LFLB History Museum

Hugh Mackie Gordon Garden: Chicago Prairie School Master

Hugh Garden rebuilt this house at 550 E. Deerpath for Charles Dyer and Katherine Garrison Norton in 1906 after their previous residence, the original 1859 home of Lake Forest founder Sylvester Lind, burned in a fire.

Canadian Hugh M. G. Garden first arrived in Chicago in the 1880s, where he apprenticed as a draftsman working for Howard Van Doren Shaw, Louis Sullivan and Frank Lloyd Wright among others. In 1895, he partnered with Richard Schmidt to form Schmidt and Garden. Their commissions were primarily commercial and public park buildings. Edgar Martin joined the firm in 1906.

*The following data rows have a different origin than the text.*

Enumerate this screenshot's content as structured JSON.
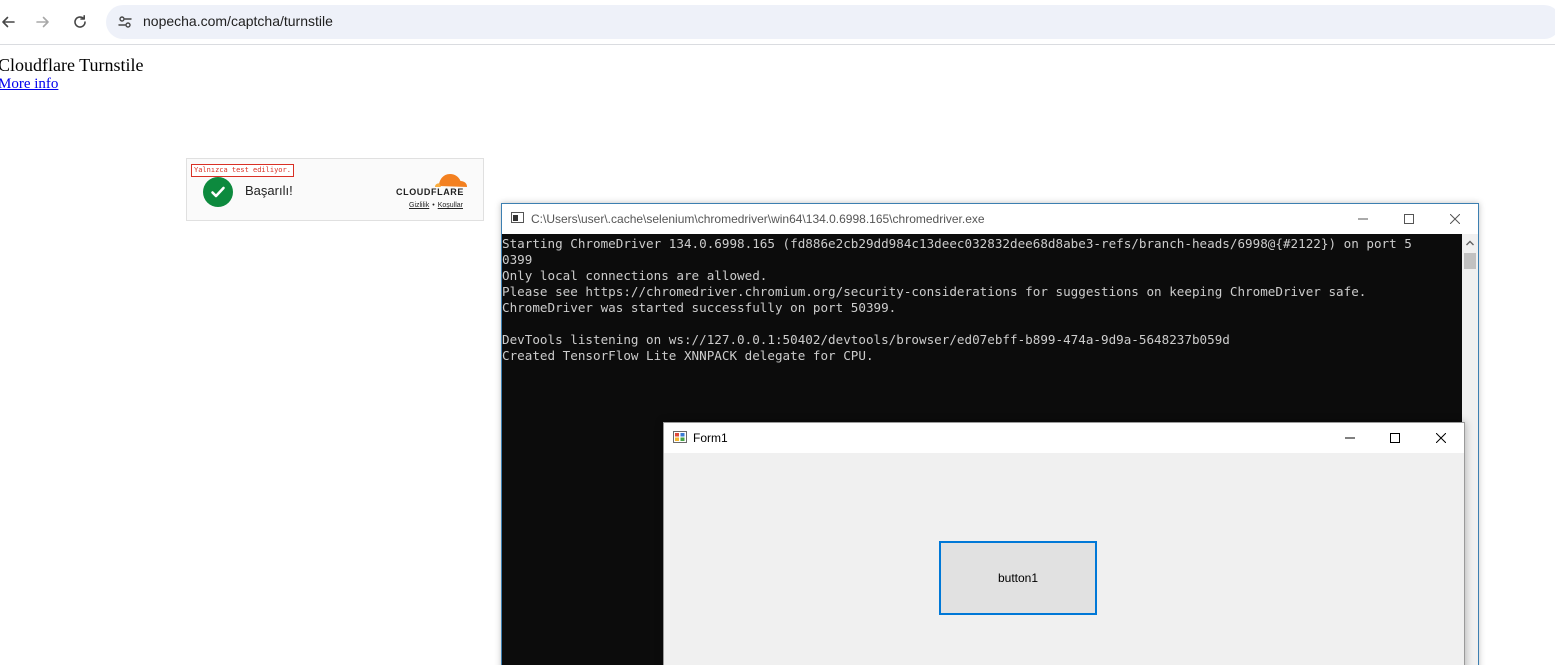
{
  "browser": {
    "url": "nopecha.com/captcha/turnstile",
    "back_icon": "arrow-left-icon",
    "forward_icon": "arrow-right-icon",
    "reload_icon": "reload-icon",
    "site_info_icon": "tune-icon"
  },
  "page": {
    "title": "Cloudflare Turnstile",
    "more_info_link": "More info"
  },
  "turnstile": {
    "test_banner": "Yalnızca test ediliyor.",
    "status_text": "Başarılı!",
    "brand": "CLOUDFLARE",
    "privacy_link": "Gizlilik",
    "separator": "•",
    "terms_link": "Koşullar",
    "colors": {
      "success": "#0d8a3e",
      "cloud": "#f38020"
    }
  },
  "console_window": {
    "title": "C:\\Users\\user\\.cache\\selenium\\chromedriver\\win64\\134.0.6998.165\\chromedriver.exe",
    "lines": [
      "Starting ChromeDriver 134.0.6998.165 (fd886e2cb29dd984c13deec032832dee68d8abe3-refs/branch-heads/6998@{#2122}) on port 5",
      "0399",
      "Only local connections are allowed.",
      "Please see https://chromedriver.chromium.org/security-considerations for suggestions on keeping ChromeDriver safe.",
      "ChromeDriver was started successfully on port 50399.",
      "",
      "DevTools listening on ws://127.0.0.1:50402/devtools/browser/ed07ebff-b899-474a-9d9a-5648237b059d",
      "Created TensorFlow Lite XNNPACK delegate for CPU."
    ]
  },
  "form_window": {
    "title": "Form1",
    "button_label": "button1"
  }
}
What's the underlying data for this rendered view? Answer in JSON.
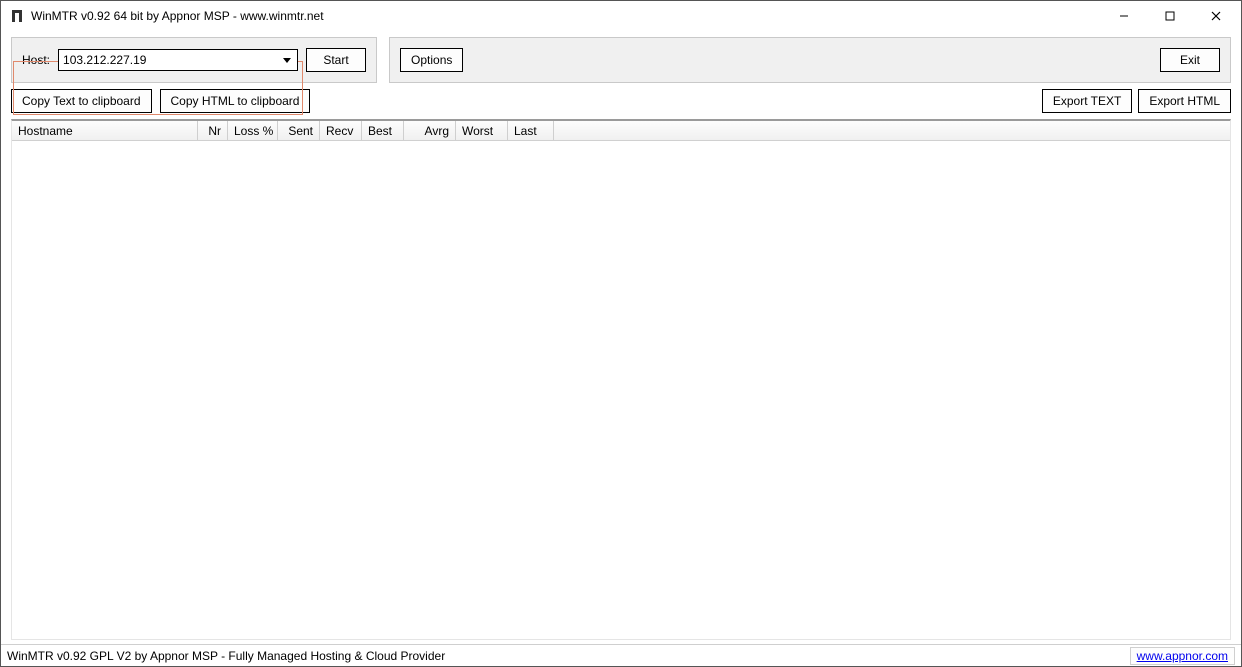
{
  "window": {
    "title": "WinMTR v0.92 64 bit by Appnor MSP - www.winmtr.net"
  },
  "toolbar": {
    "host_label": "Host:",
    "host_value": "103.212.227.19",
    "start_label": "Start",
    "options_label": "Options",
    "exit_label": "Exit"
  },
  "actions": {
    "copy_text_label": "Copy Text to clipboard",
    "copy_html_label": "Copy HTML to clipboard",
    "export_text_label": "Export TEXT",
    "export_html_label": "Export HTML"
  },
  "grid": {
    "columns": {
      "hostname": "Hostname",
      "nr": "Nr",
      "loss": "Loss %",
      "sent": "Sent",
      "recv": "Recv",
      "best": "Best",
      "avrg": "Avrg",
      "worst": "Worst",
      "last": "Last"
    },
    "rows": []
  },
  "status": {
    "text": "WinMTR v0.92 GPL V2 by Appnor MSP - Fully Managed Hosting & Cloud Provider",
    "link_text": "www.appnor.com"
  }
}
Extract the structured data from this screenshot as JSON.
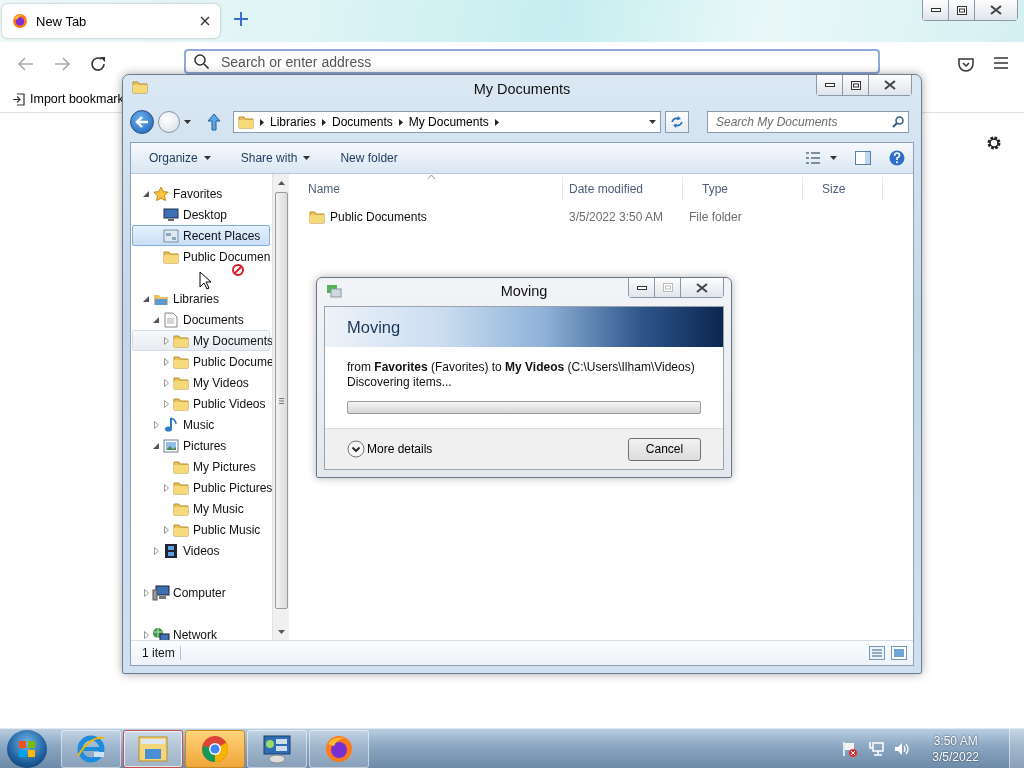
{
  "browser": {
    "tabs": [
      {
        "title": "New Tab",
        "selected": true
      }
    ],
    "address_bar": {
      "placeholder": "Search or enter address"
    },
    "bookmarks": [
      {
        "label": "Import bookmark"
      }
    ]
  },
  "explorer": {
    "title": "My Documents",
    "breadcrumb": [
      "Libraries",
      "Documents",
      "My Documents"
    ],
    "search": {
      "placeholder": "Search My Documents"
    },
    "toolbar": [
      {
        "label": "Organize",
        "dropdown": true
      },
      {
        "label": "Share with",
        "dropdown": true
      },
      {
        "label": "New folder",
        "dropdown": false
      }
    ],
    "nav_tree": [
      {
        "label": "Favorites",
        "kind": "star",
        "expandable": true,
        "expanded": true,
        "selected": false,
        "hovered": false,
        "children": [
          {
            "label": "Desktop",
            "kind": "monitor",
            "expandable": false,
            "selected": false,
            "hovered": false
          },
          {
            "label": "Recent Places",
            "kind": "recent",
            "expandable": false,
            "selected": true,
            "hovered": false
          },
          {
            "label": "Public Documen",
            "kind": "folder",
            "expandable": false,
            "selected": false,
            "hovered": false
          }
        ]
      },
      {
        "label": "Libraries",
        "kind": "library",
        "expandable": true,
        "expanded": true,
        "selected": false,
        "hovered": false,
        "children": [
          {
            "label": "Documents",
            "kind": "document",
            "expandable": true,
            "expanded": true,
            "selected": false,
            "hovered": false,
            "children": [
              {
                "label": "My Documents",
                "kind": "folder",
                "expandable": true,
                "expanded": false,
                "selected": false,
                "hovered": true
              },
              {
                "label": "Public Docume",
                "kind": "folder",
                "expandable": true,
                "expanded": false,
                "selected": false,
                "hovered": false
              },
              {
                "label": "My Videos",
                "kind": "folder",
                "expandable": true,
                "expanded": false,
                "selected": false,
                "hovered": false
              },
              {
                "label": "Public Videos",
                "kind": "folder",
                "expandable": true,
                "expanded": false,
                "selected": false,
                "hovered": false
              }
            ]
          },
          {
            "label": "Music",
            "kind": "music",
            "expandable": true,
            "expanded": false,
            "selected": false,
            "hovered": false
          },
          {
            "label": "Pictures",
            "kind": "picture",
            "expandable": true,
            "expanded": true,
            "selected": false,
            "hovered": false,
            "children": [
              {
                "label": "My Pictures",
                "kind": "folder",
                "expandable": false,
                "selected": false,
                "hovered": false
              },
              {
                "label": "Public Pictures",
                "kind": "folder",
                "expandable": true,
                "expanded": false,
                "selected": false,
                "hovered": false
              },
              {
                "label": "My Music",
                "kind": "folder",
                "expandable": false,
                "selected": false,
                "hovered": false
              },
              {
                "label": "Public Music",
                "kind": "folder",
                "expandable": true,
                "expanded": false,
                "selected": false,
                "hovered": false
              }
            ]
          },
          {
            "label": "Videos",
            "kind": "film",
            "expandable": true,
            "expanded": false,
            "selected": false,
            "hovered": false
          }
        ]
      },
      {
        "label": "Computer",
        "kind": "computer",
        "expandable": true,
        "expanded": false,
        "selected": false,
        "hovered": false
      },
      {
        "label": "Network",
        "kind": "network",
        "expandable": true,
        "expanded": false,
        "selected": false,
        "hovered": false
      }
    ],
    "columns": [
      "Name",
      "Date modified",
      "Type",
      "Size"
    ],
    "rows": [
      {
        "name": "Public Documents",
        "date_modified": "3/5/2022 3:50 AM",
        "type": "File folder"
      }
    ],
    "status_bar": "1 item"
  },
  "dialog": {
    "title": "Moving",
    "heading": "Moving",
    "message": "from **Favorites** (Favorites) to **My Videos** (C:\\Users\\Ilham\\Videos)",
    "status": "Discovering items...",
    "progress": {
      "level": 0
    },
    "details_button": "More details",
    "cancel_button": "Cancel"
  },
  "taskbar": {
    "apps": [
      {
        "kind": "ie",
        "open": false,
        "flashing": false
      },
      {
        "kind": "explorer",
        "open": true,
        "flashing": false
      },
      {
        "kind": "chrome",
        "open": false,
        "flashing": true
      },
      {
        "kind": "control-panel",
        "open": false,
        "flashing": false
      },
      {
        "kind": "firefox",
        "open": false,
        "flashing": false
      }
    ],
    "clock": {
      "time": "3:50 AM",
      "date": "3/5/2022"
    }
  }
}
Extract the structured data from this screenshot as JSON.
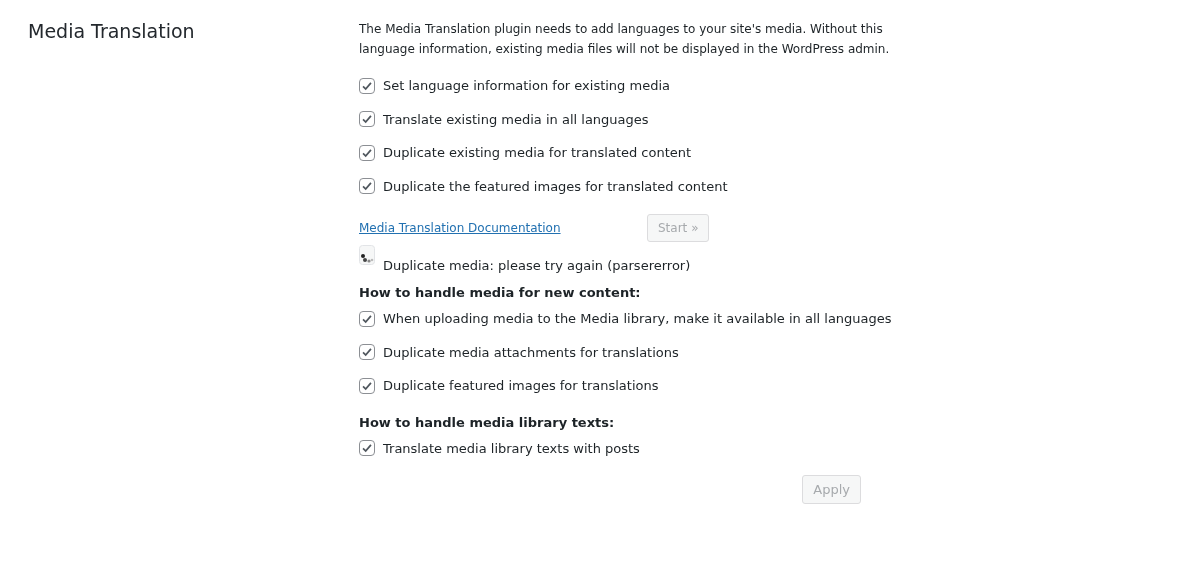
{
  "title": "Media Translation",
  "intro": "The Media Translation plugin needs to add languages to your site's media. Without this language information, existing media files will not be displayed in the WordPress admin.",
  "existing_options": [
    {
      "label": "Set language information for existing media",
      "checked": true
    },
    {
      "label": "Translate existing media in all languages",
      "checked": true
    },
    {
      "label": "Duplicate existing media for translated content",
      "checked": true
    },
    {
      "label": "Duplicate the featured images for translated content",
      "checked": true
    }
  ],
  "documentation_link": "Media Translation Documentation",
  "start_button": {
    "label": "Start »",
    "disabled": true
  },
  "status_message": "Duplicate media: please try again (parsererror)",
  "new_content": {
    "heading": "How to handle media for new content:",
    "options": [
      {
        "label": "When uploading media to the Media library, make it available in all languages",
        "checked": true
      },
      {
        "label": "Duplicate media attachments for translations",
        "checked": true
      },
      {
        "label": "Duplicate featured images for translations",
        "checked": true
      }
    ]
  },
  "library_texts": {
    "heading": "How to handle media library texts:",
    "options": [
      {
        "label": "Translate media library texts with posts",
        "checked": true
      }
    ]
  },
  "apply_button": {
    "label": "Apply",
    "disabled": true
  }
}
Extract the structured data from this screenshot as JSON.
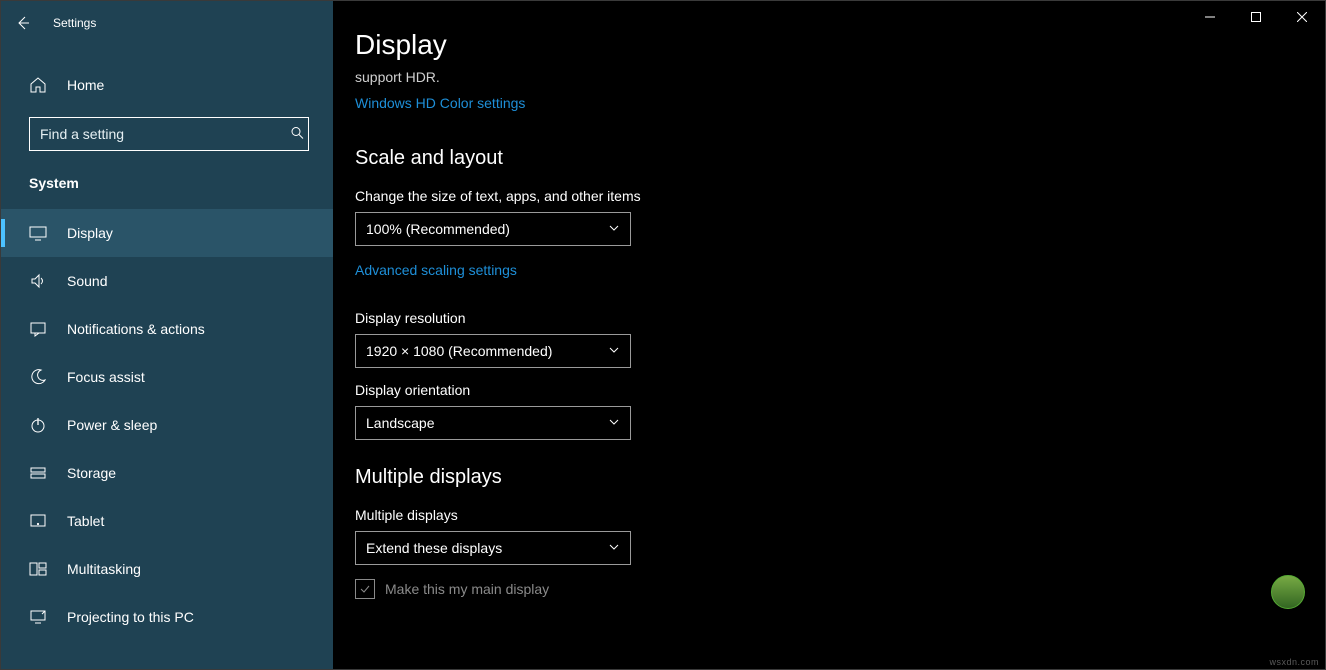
{
  "window": {
    "title": "Settings"
  },
  "sidebar": {
    "home_label": "Home",
    "search_placeholder": "Find a setting",
    "section_label": "System",
    "items": [
      {
        "icon": "display",
        "label": "Display",
        "selected": true
      },
      {
        "icon": "sound",
        "label": "Sound",
        "selected": false
      },
      {
        "icon": "notifications",
        "label": "Notifications & actions",
        "selected": false
      },
      {
        "icon": "focus",
        "label": "Focus assist",
        "selected": false
      },
      {
        "icon": "power",
        "label": "Power & sleep",
        "selected": false
      },
      {
        "icon": "storage",
        "label": "Storage",
        "selected": false
      },
      {
        "icon": "tablet",
        "label": "Tablet",
        "selected": false
      },
      {
        "icon": "multitask",
        "label": "Multitasking",
        "selected": false
      },
      {
        "icon": "projecting",
        "label": "Projecting to this PC",
        "selected": false
      }
    ]
  },
  "main": {
    "page_title": "Display",
    "hdr_sub": "support HDR.",
    "hdr_link": "Windows HD Color settings",
    "scale_layout_heading": "Scale and layout",
    "scale_label": "Change the size of text, apps, and other items",
    "scale_value": "100% (Recommended)",
    "advanced_scaling_link": "Advanced scaling settings",
    "resolution_label": "Display resolution",
    "resolution_value": "1920 × 1080 (Recommended)",
    "orientation_label": "Display orientation",
    "orientation_value": "Landscape",
    "multi_heading": "Multiple displays",
    "multi_label": "Multiple displays",
    "multi_value": "Extend these displays",
    "main_display_checkbox_label": "Make this my main display"
  },
  "watermark": "wsxdn.com"
}
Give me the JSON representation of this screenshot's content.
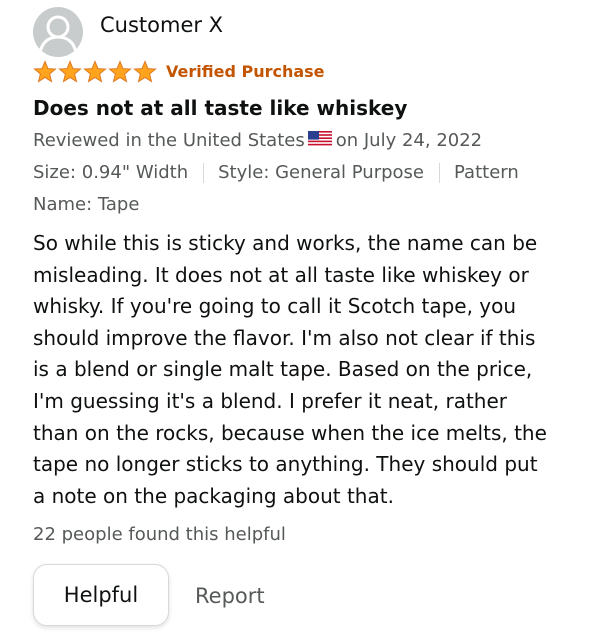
{
  "review": {
    "reviewer_name": "Customer X",
    "rating": 5,
    "rating_max": 5,
    "verified_label": "Verified Purchase",
    "title": "Does not at all taste like whiskey",
    "reviewed_in": "Reviewed in the United States",
    "reviewed_date": "on July 24, 2022",
    "variants": [
      "Size: 0.94\" Width",
      "Style: General Purpose",
      "Pattern"
    ],
    "name_label": "Name: Tape",
    "body_lines": [
      "So while this is sticky and works, the name can be",
      "misleading. It does not at all taste like whiskey or",
      "whisky. If you're going to call it Scotch tape, you",
      "should improve the flavor. I'm also not clear if this",
      "is a blend or single malt tape. Based on the price,",
      "I'm guessing it's a blend. I prefer it neat, rather",
      "than on the rocks, because when the ice melts, the",
      "tape no longer sticks to anything. They should put",
      "a note on the packaging about that."
    ],
    "helpful_count_text": "22 people found this helpful"
  },
  "actions": {
    "helpful_label": "Helpful",
    "report_label": "Report"
  },
  "colors": {
    "star": "#ffa41c",
    "verified": "#c45500",
    "secondary_text": "#565959",
    "avatar_bg": "#c9cccc"
  },
  "icons": {
    "avatar": "person-silhouette-icon",
    "star": "star-icon",
    "flag": "us-flag-icon"
  }
}
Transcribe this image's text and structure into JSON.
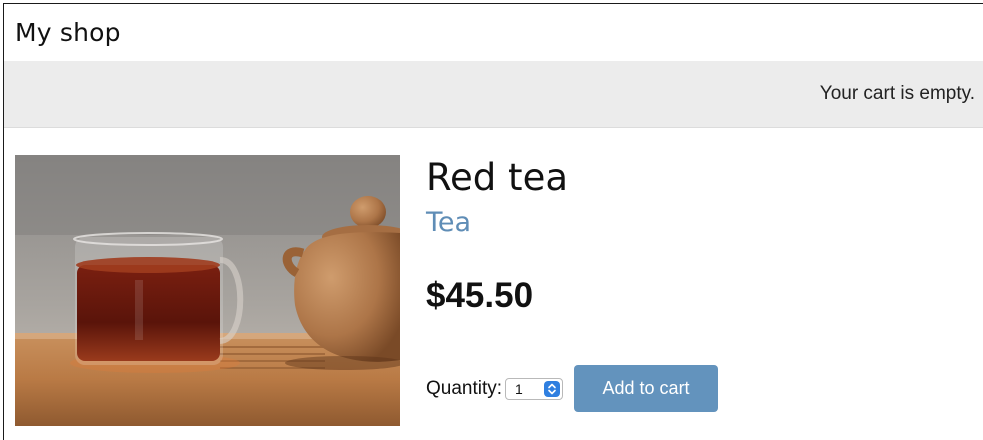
{
  "header": {
    "title": "My shop"
  },
  "cart": {
    "status": "Your cart is empty."
  },
  "product": {
    "image_name": "red-tea-photo",
    "name": "Red tea",
    "category": "Tea",
    "price": "$45.50",
    "quantity_label": "Quantity:",
    "quantity_value": "1",
    "add_button_label": "Add to cart"
  },
  "colors": {
    "category_link": "#5f8db6",
    "add_button": "#6393bd",
    "cart_bar": "#ececec"
  },
  "icons": {
    "stepper": "up-down-chevron-icon"
  }
}
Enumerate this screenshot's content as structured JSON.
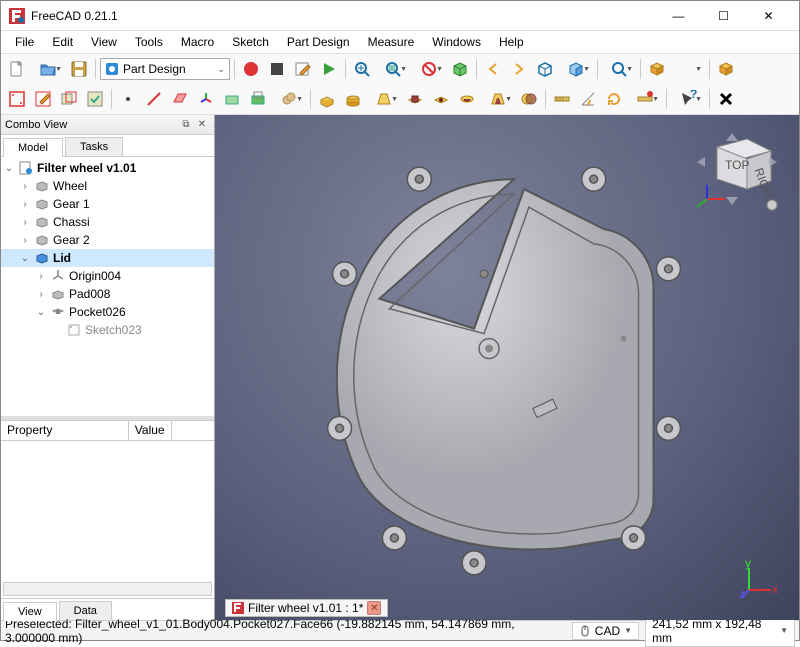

Longmeadow, a west Lake Forest estate for Joseph Histed, was designed by Garden and his firm in 1906.

Significant buildings include the Montgomery Ward warehouse and the Ambassador Hotel. By 1926, Martin left the group and Carl A. Erickson became a new partner. Later work included the Julia C. Lathrop Homes.

Hugh Garden's creative use of ornament was distinctive enough to merit the descriptor "Gardenesque.” He was known for his delicate sense of proportion.

Some local commissions include:

  • 1906: "Longmeadow," Edward Craft and Mattie Belle Fiske Green, 95 South Waukegan Road. English Arts and Crafts style. Later renovation by Stanley Anderson.
  • 1906: "Norton Place," Charles Dyer and Katherine Garrison Norton, 550 East Deerpath. Landscape by Jens Jensen.
  • 1910: Edward Lionel and Helen Lord Hasler, 185 Vine Avenue. Landscape by Jens Jensen.
  • 1911: Charles F. Paxton; James Henderson and Inez Boynton Douglas, 910 North Green Bay Road. Tudor style. Landscape by Jens Jensen.
  • 1911: Martin D. and Amelia McLaughlin Hardin, 1145 North Green Bay Road.